All 10 prison guards charged in connection with the death of Robert Brooks at Marcy Correctional Facility have been offered a plea deal.

Each defendant and their attorneys were at a pretrial conference in Oneida County on Monday.

Six of those workers who are all former correction officers — Nicholas Anzalone, David Kingsley Anthony Farina, Christopher Walrath, Mathew Galliher and Nicholas Kieffer — face the highest charges of murder. An assortment of the 10 also face charges of manslaughter, gang assault, offering a false instrument for filing and one faces a count of tampering with physical evidence.

The prosecutor's offer to David Walters, charged with second-degree manslaughter, was to plead guilty to the existing charge with a recommendation for a mid-range sentence, his attorney Nick Passalacqua said.
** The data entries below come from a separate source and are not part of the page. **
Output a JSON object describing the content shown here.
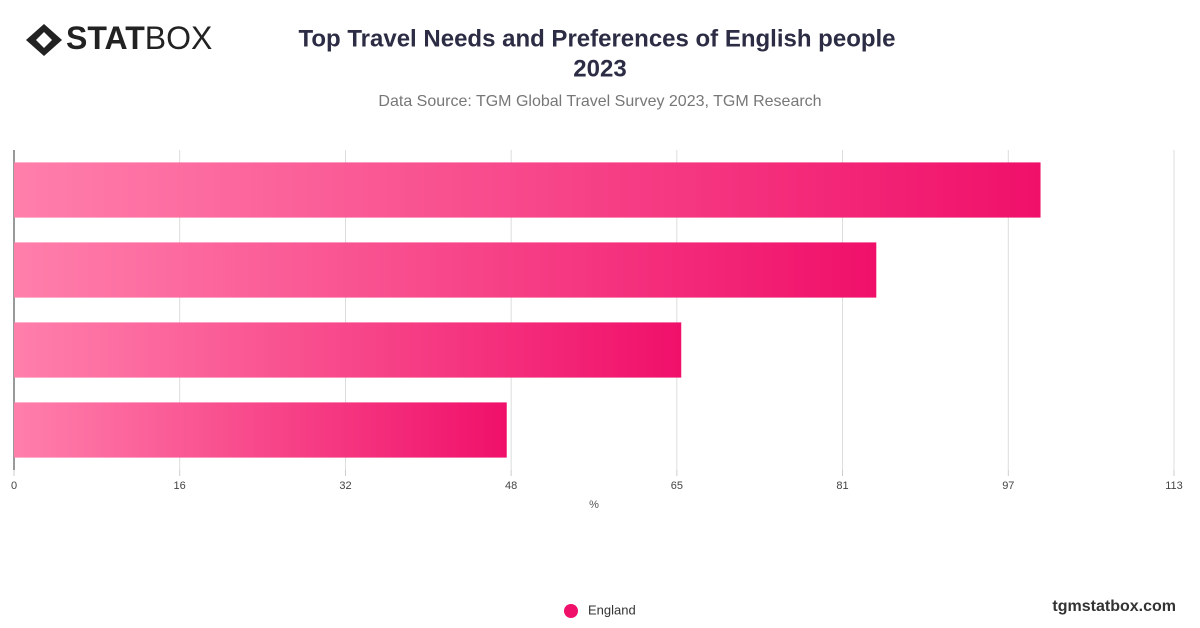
{
  "logo": [
    "STAT",
    "BOX"
  ],
  "website": "tgmstatbox.com",
  "chart_data": {
    "type": "bar",
    "orientation": "horizontal",
    "title": [
      "Top Travel Needs and Preferences of English people",
      "2023"
    ],
    "subtitle": "Data Source: TGM Global Travel Survey 2023, TGM Research",
    "x_label": "%",
    "categories": [
      null,
      null,
      null,
      null
    ],
    "series": [
      {
        "name": "England",
        "color": "#f0106a",
        "values": [
          100,
          84,
          65,
          48
        ]
      }
    ],
    "xlim": [
      0,
      113
    ],
    "xticks": [
      0,
      {
        "value": 16.14,
        "label": "16"
      },
      {
        "value": 32.29,
        "label": "32"
      },
      {
        "value": 48.43,
        "label": "48"
      },
      {
        "value": 64.57,
        "label": "65"
      },
      {
        "value": 80.71,
        "label": "81"
      },
      {
        "value": 96.86,
        "label": "97"
      },
      113
    ],
    "grid": true
  }
}
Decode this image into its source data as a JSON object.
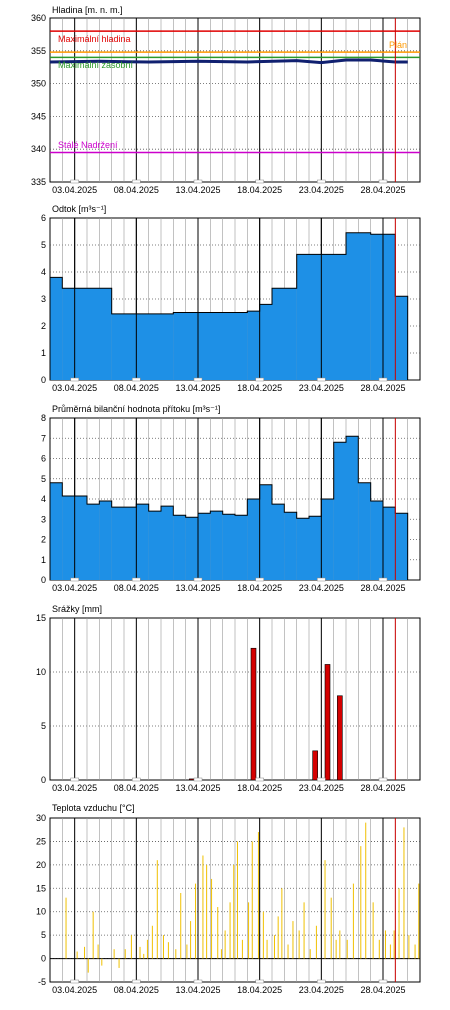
{
  "colors": {
    "bar_blue": "#1e90e6",
    "bar_red": "#d40000",
    "temp_yellow": "#f0c000",
    "max_line": "#e00000",
    "plan_line": "#ff9900",
    "storage_line": "#2a9a2a",
    "stale_line": "#cc00cc",
    "level_line": "#102070",
    "now_line": "#cc0000",
    "grid_dark": "#000000",
    "grid_light": "#999999"
  },
  "x_axis": {
    "start": "2025-04-01",
    "end": "2025-05-01",
    "tick_labels": [
      "03.04.2025",
      "08.04.2025",
      "13.04.2025",
      "18.04.2025",
      "23.04.2025",
      "28.04.2025"
    ],
    "now_marker": "2025-04-29"
  },
  "chart_data": [
    {
      "type": "line",
      "title": "Hladina [m. n. m.]",
      "ylim": [
        335,
        360
      ],
      "yticks": [
        335,
        340,
        345,
        350,
        355,
        360
      ],
      "reference_lines": [
        {
          "name": "Maximální hladina",
          "y": 358,
          "color_key": "max_line"
        },
        {
          "name": "Plán",
          "y": 354.8,
          "color_key": "plan_line"
        },
        {
          "name": "Maximální zásobní",
          "y": 354,
          "color_key": "storage_line"
        },
        {
          "name": "Stálé Nadržení",
          "y": 339.5,
          "color_key": "stale_line"
        }
      ],
      "series": [
        {
          "x": [
            "2025-04-01",
            "2025-04-05",
            "2025-04-09",
            "2025-04-13",
            "2025-04-17",
            "2025-04-21",
            "2025-04-23",
            "2025-04-25",
            "2025-04-27",
            "2025-04-29",
            "2025-04-30"
          ],
          "values": [
            353.3,
            353.4,
            353.3,
            353.4,
            353.3,
            353.5,
            353.2,
            353.6,
            353.6,
            353.3,
            353.3
          ]
        }
      ]
    },
    {
      "type": "bar",
      "title": "Odtok [m³s⁻¹]",
      "ylim": [
        0,
        6
      ],
      "yticks": [
        0,
        1,
        2,
        3,
        4,
        5,
        6
      ],
      "steps": [
        {
          "from": "2025-04-01",
          "to": "2025-04-02",
          "value": 3.8
        },
        {
          "from": "2025-04-02",
          "to": "2025-04-06",
          "value": 3.4
        },
        {
          "from": "2025-04-06",
          "to": "2025-04-11",
          "value": 2.45
        },
        {
          "from": "2025-04-11",
          "to": "2025-04-17",
          "value": 2.5
        },
        {
          "from": "2025-04-17",
          "to": "2025-04-18",
          "value": 2.55
        },
        {
          "from": "2025-04-18",
          "to": "2025-04-19",
          "value": 2.8
        },
        {
          "from": "2025-04-19",
          "to": "2025-04-21",
          "value": 3.4
        },
        {
          "from": "2025-04-21",
          "to": "2025-04-25",
          "value": 4.65
        },
        {
          "from": "2025-04-25",
          "to": "2025-04-27",
          "value": 5.45
        },
        {
          "from": "2025-04-27",
          "to": "2025-04-29",
          "value": 5.4
        },
        {
          "from": "2025-04-29",
          "to": "2025-04-30",
          "value": 3.1
        }
      ]
    },
    {
      "type": "bar",
      "title": "Průměrná bilanční hodnota přítoku  [m³s⁻¹]",
      "ylim": [
        0,
        8
      ],
      "yticks": [
        0,
        1,
        2,
        3,
        4,
        5,
        6,
        7,
        8
      ],
      "steps": [
        {
          "from": "2025-04-01",
          "to": "2025-04-02",
          "value": 4.8
        },
        {
          "from": "2025-04-02",
          "to": "2025-04-04",
          "value": 4.15
        },
        {
          "from": "2025-04-04",
          "to": "2025-04-05",
          "value": 3.75
        },
        {
          "from": "2025-04-05",
          "to": "2025-04-06",
          "value": 3.9
        },
        {
          "from": "2025-04-06",
          "to": "2025-04-08",
          "value": 3.6
        },
        {
          "from": "2025-04-08",
          "to": "2025-04-09",
          "value": 3.75
        },
        {
          "from": "2025-04-09",
          "to": "2025-04-10",
          "value": 3.4
        },
        {
          "from": "2025-04-10",
          "to": "2025-04-11",
          "value": 3.65
        },
        {
          "from": "2025-04-11",
          "to": "2025-04-12",
          "value": 3.2
        },
        {
          "from": "2025-04-12",
          "to": "2025-04-13",
          "value": 3.1
        },
        {
          "from": "2025-04-13",
          "to": "2025-04-14",
          "value": 3.3
        },
        {
          "from": "2025-04-14",
          "to": "2025-04-15",
          "value": 3.4
        },
        {
          "from": "2025-04-15",
          "to": "2025-04-16",
          "value": 3.25
        },
        {
          "from": "2025-04-16",
          "to": "2025-04-17",
          "value": 3.2
        },
        {
          "from": "2025-04-17",
          "to": "2025-04-18",
          "value": 4.0
        },
        {
          "from": "2025-04-18",
          "to": "2025-04-19",
          "value": 4.7
        },
        {
          "from": "2025-04-19",
          "to": "2025-04-20",
          "value": 3.75
        },
        {
          "from": "2025-04-20",
          "to": "2025-04-21",
          "value": 3.35
        },
        {
          "from": "2025-04-21",
          "to": "2025-04-22",
          "value": 3.05
        },
        {
          "from": "2025-04-22",
          "to": "2025-04-23",
          "value": 3.15
        },
        {
          "from": "2025-04-23",
          "to": "2025-04-24",
          "value": 4.0
        },
        {
          "from": "2025-04-24",
          "to": "2025-04-25",
          "value": 6.8
        },
        {
          "from": "2025-04-25",
          "to": "2025-04-26",
          "value": 7.1
        },
        {
          "from": "2025-04-26",
          "to": "2025-04-27",
          "value": 4.8
        },
        {
          "from": "2025-04-27",
          "to": "2025-04-28",
          "value": 3.9
        },
        {
          "from": "2025-04-28",
          "to": "2025-04-29",
          "value": 3.6
        },
        {
          "from": "2025-04-29",
          "to": "2025-04-30",
          "value": 3.3
        }
      ]
    },
    {
      "type": "bar",
      "title": "Srážky [mm]",
      "ylim": [
        0,
        15
      ],
      "yticks": [
        0,
        5,
        10,
        15
      ],
      "bars": [
        {
          "x": "2025-04-12",
          "value": 0.1
        },
        {
          "x": "2025-04-17",
          "value": 12.2
        },
        {
          "x": "2025-04-22",
          "value": 2.7
        },
        {
          "x": "2025-04-23",
          "value": 10.7
        },
        {
          "x": "2025-04-24",
          "value": 7.8
        }
      ]
    },
    {
      "type": "bar",
      "title": "Teplota vzduchu [°C]",
      "ylim": [
        -5,
        30
      ],
      "yticks": [
        -5,
        0,
        5,
        10,
        15,
        20,
        25,
        30
      ],
      "series": [
        {
          "x": [
            1.3,
            2.2,
            2.8,
            3.1,
            3.5,
            3.9,
            4.2,
            5.2,
            5.6,
            6.1,
            6.6,
            7.3,
            7.6,
            7.9,
            8.3,
            8.7,
            9.2,
            9.6,
            10.2,
            10.6,
            11.1,
            11.4,
            11.8,
            12.4,
            12.7,
            13.1,
            13.6,
            13.9,
            14.2,
            14.6,
            14.9,
            15.2,
            15.6,
            16.1,
            16.4,
            16.9,
            17.3,
            17.6,
            18.2,
            18.5,
            18.8,
            19.3,
            19.7,
            20.2,
            20.6,
            21.1,
            21.6,
            22.3,
            22.8,
            23.2,
            23.5,
            24.1,
            24.6,
            25.2,
            25.6,
            26.2,
            26.7,
            27.2,
            27.6,
            27.9,
            28.3,
            28.7,
            29.1,
            29.6,
            29.9
          ],
          "values": [
            13,
            1.5,
            2.5,
            -3,
            10,
            3,
            -1.5,
            2,
            -2,
            2,
            5,
            2.5,
            1,
            4,
            7,
            21,
            5,
            3.5,
            2,
            14,
            3,
            8,
            16,
            22,
            20,
            17,
            11,
            2,
            6,
            12,
            20,
            25,
            4,
            12,
            25,
            27,
            10,
            4,
            5,
            9,
            15,
            3,
            8,
            6,
            12,
            2,
            7,
            21,
            13,
            4,
            6,
            4,
            16,
            24,
            29,
            12,
            4,
            6,
            3,
            6,
            15,
            28,
            5,
            3,
            16
          ]
        }
      ]
    }
  ]
}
“We’ve not been made an offer as I define it. We’ve been asked to plead guilty to the charge,” Passalacqua said, adding that he believed other defendants received similar offers.

Other attorneys declined comment after court.

Walters was due back in court April 30.

Onondaga County District Attorney William Fitzpatrick, who took over the case as a special prosecutor after state Attorney General Letitia James recused herself, also told defense attorneys that he talked to federal prosecutors looking into Brooks' death about the offers and that they responded favorably.

“They are actively pursuing the matter. I have suggested to them that the dispositions I have offered would satisfy the case completely,” Fitzpatrick said in court.

Fitzpatrick has recommended to the judge no more than 18 years in prison for those who accept the plea deal.

The accused will appear again in court in April when they will either accept or decline the offer they received. Then they will be back in court in May and early June to hear the court's decision on those motions.

The charges stem from an incident at Marcy Correctional caught on body-worn cameras, triggering widespread outrage and calls for justice. Body camera footage released by the New York attorney general’s office shows correctional officers hitting Brooks while he was restrained at the prison on Dec. 9. He died the next day at a hospital in Utica.

An autopsy report issued by the county medical examiner’s office in January concluded that Brooks’ death was caused by compression of the neck and multiple blunt impact injuries and that the manner of death was determined to be a homicide, according to Brooks' family attorneys.

Brooks had been serving a 12-year prison sentence for first-degree assault since 2017. He arrived at the prison in Oneida County only hours before the beating after being transferred from another nearby facility, officials said.

Onondaga County District Attorney William Fitzpatrick took over the case as a special prosecutor after state Attorney General Letitia James recused herself, citing her office’s representation of several implicated officers in separate civil lawsuits. 

A watchdog group reported “rampant abuse by staff” at Marcy after interviewing people incarcerated there in October 2022. The Correctional Association of New York said they were told of physical assaults in locations without cameras, such as between the gates, in vans and in showers. A guard told one new arrival that this was a ”‘hands-on facility,’ we’re going to put hands on you if we don’t like what you’re doing,” according to the report.